On Friday, House Speaker Kevin McCarthy (R-Calif.)—who is facing a potential removal plot by far-right House Republicans—is expected to put on the floor a Republican stopgap funding measure that includes major federal spending cuts and border policies.
The Wall Street Journal reported late Thursday that the GOP package includes changes that "House lawmakers passed earlier this year in a broader bill that orders construction to resume on the Trump administration's border wall." That bill was dead on arrival in the Senate.
"The border measures, which have broad backing in the conference, would also make it harder for people to remain in the U.S. under the protection of asylum rules," the Journal noted.
House Republicans' latest effort to move ahead with a short-term funding package will come after they passed several appropriations bills Thursday night, including measures to fund the Pentagon and State Department.

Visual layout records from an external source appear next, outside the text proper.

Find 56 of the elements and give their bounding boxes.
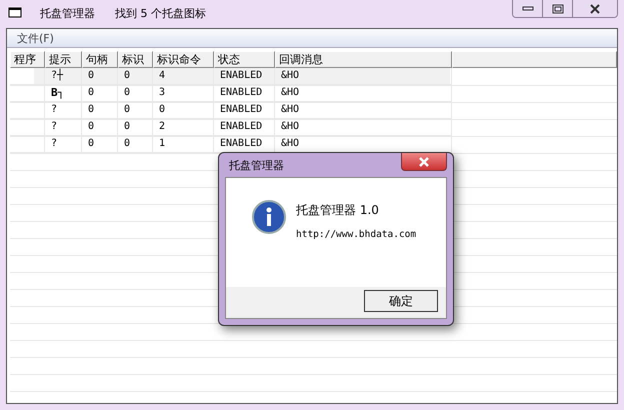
- table-cell: 0: [82, 119, 118, 136]
- table-row[interactable]: B┐ 0 0 3 ENABLED &HO: [10, 85, 617, 102]
- table-cell: 0: [118, 68, 153, 85]
- window-icon: [8, 6, 22, 18]
- window-title: 托盘管理器: [40, 6, 95, 21]
- table-cell: 3: [153, 85, 214, 102]
- column-header[interactable]: 状态: [214, 51, 275, 68]
- table-cell: [10, 68, 45, 85]
- url-text: http://www.bhdata.com: [296, 229, 416, 240]
- status-text: 找到 5 个托盘图标: [115, 6, 206, 21]
- column-header[interactable]: 回调消息: [275, 51, 452, 68]
- close-icon: [589, 4, 601, 14]
- table-cell: ENABLED: [214, 85, 275, 102]
- column-header[interactable]: 提示: [45, 51, 82, 68]
- table-cell: &HO: [275, 68, 452, 85]
- table-cell: 0: [118, 119, 153, 136]
- column-header[interactable]: 标识命令: [153, 51, 214, 68]
- table-cell: 0: [153, 102, 214, 119]
- table-cell: &HO: [275, 85, 452, 102]
- table-cell: ?: [45, 136, 82, 153]
- close-button[interactable]: [401, 153, 447, 171]
- minimize-button[interactable]: [513, 0, 543, 17]
- maximize-button[interactable]: [543, 0, 573, 17]
- table-cell: 0: [82, 68, 118, 85]
- table-cell: ?: [45, 102, 82, 119]
- table-cell: 2: [153, 119, 214, 136]
- table-cell: 1: [153, 136, 214, 153]
- close-icon: [418, 156, 430, 166]
- table-cell: 4: [153, 68, 214, 85]
- table-cell: 0: [118, 136, 153, 153]
- dialog-title: 托盘管理器: [229, 158, 284, 172]
- maximize-icon: [552, 4, 564, 14]
- table-cell: B┐: [45, 85, 82, 102]
- table-cell: 0: [82, 136, 118, 153]
- table-row[interactable]: ? 0 0 0 ENABLED &HO: [10, 102, 617, 119]
- close-button[interactable]: [573, 0, 617, 17]
- table-cell: ENABLED: [214, 102, 275, 119]
- table-cell: 0: [118, 102, 153, 119]
- table-cell: 0: [118, 85, 153, 102]
- table-cell: 0: [82, 85, 118, 102]
- table-cell: &HO: [275, 102, 452, 119]
- table-cell: ?┼: [45, 68, 82, 85]
- table-cell: ENABLED: [214, 119, 275, 136]
- dialog-message: 托盘管理器 1.0: [296, 202, 380, 219]
- table-cell: &HO: [275, 119, 452, 136]
- menu-item[interactable]: 文件(F): [13, 30, 58, 46]
- column-header[interactable]: 程序: [10, 51, 45, 68]
- table-cell: ENABLED: [214, 68, 275, 85]
- table-row[interactable]: ? 0 0 2 ENABLED &HO: [10, 119, 617, 136]
- column-header[interactable]: 句柄: [82, 51, 118, 68]
- minimize-icon: [522, 6, 534, 12]
- ok-button[interactable]: 确定: [364, 290, 438, 312]
- info-icon: [252, 200, 286, 234]
- table-cell: 0: [82, 102, 118, 119]
- column-header[interactable]: 标识: [118, 51, 153, 68]
- table-cell: ?: [45, 119, 82, 136]
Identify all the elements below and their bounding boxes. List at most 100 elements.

But the House voted down the GOP-authored agriculture appropriations bill, which included steep cuts to food aid for low-income families and a rollback of abortion pill access.
Rep. Rosa DeLauro (D-Conn.), the top Democrat on the House Appropriations Committee, said in a statement that lawmakers "should have spent this week working together to prevent the government from shutting down."
"Instead, we spent it watching House Republicans in chaos, loading up their 2024 funding bills with deeper cuts and dangerous policies that harm the economy and raise the cost of living for American families," said DeLauro. "Another day of Republican dysfunction, two days until they shut the government down."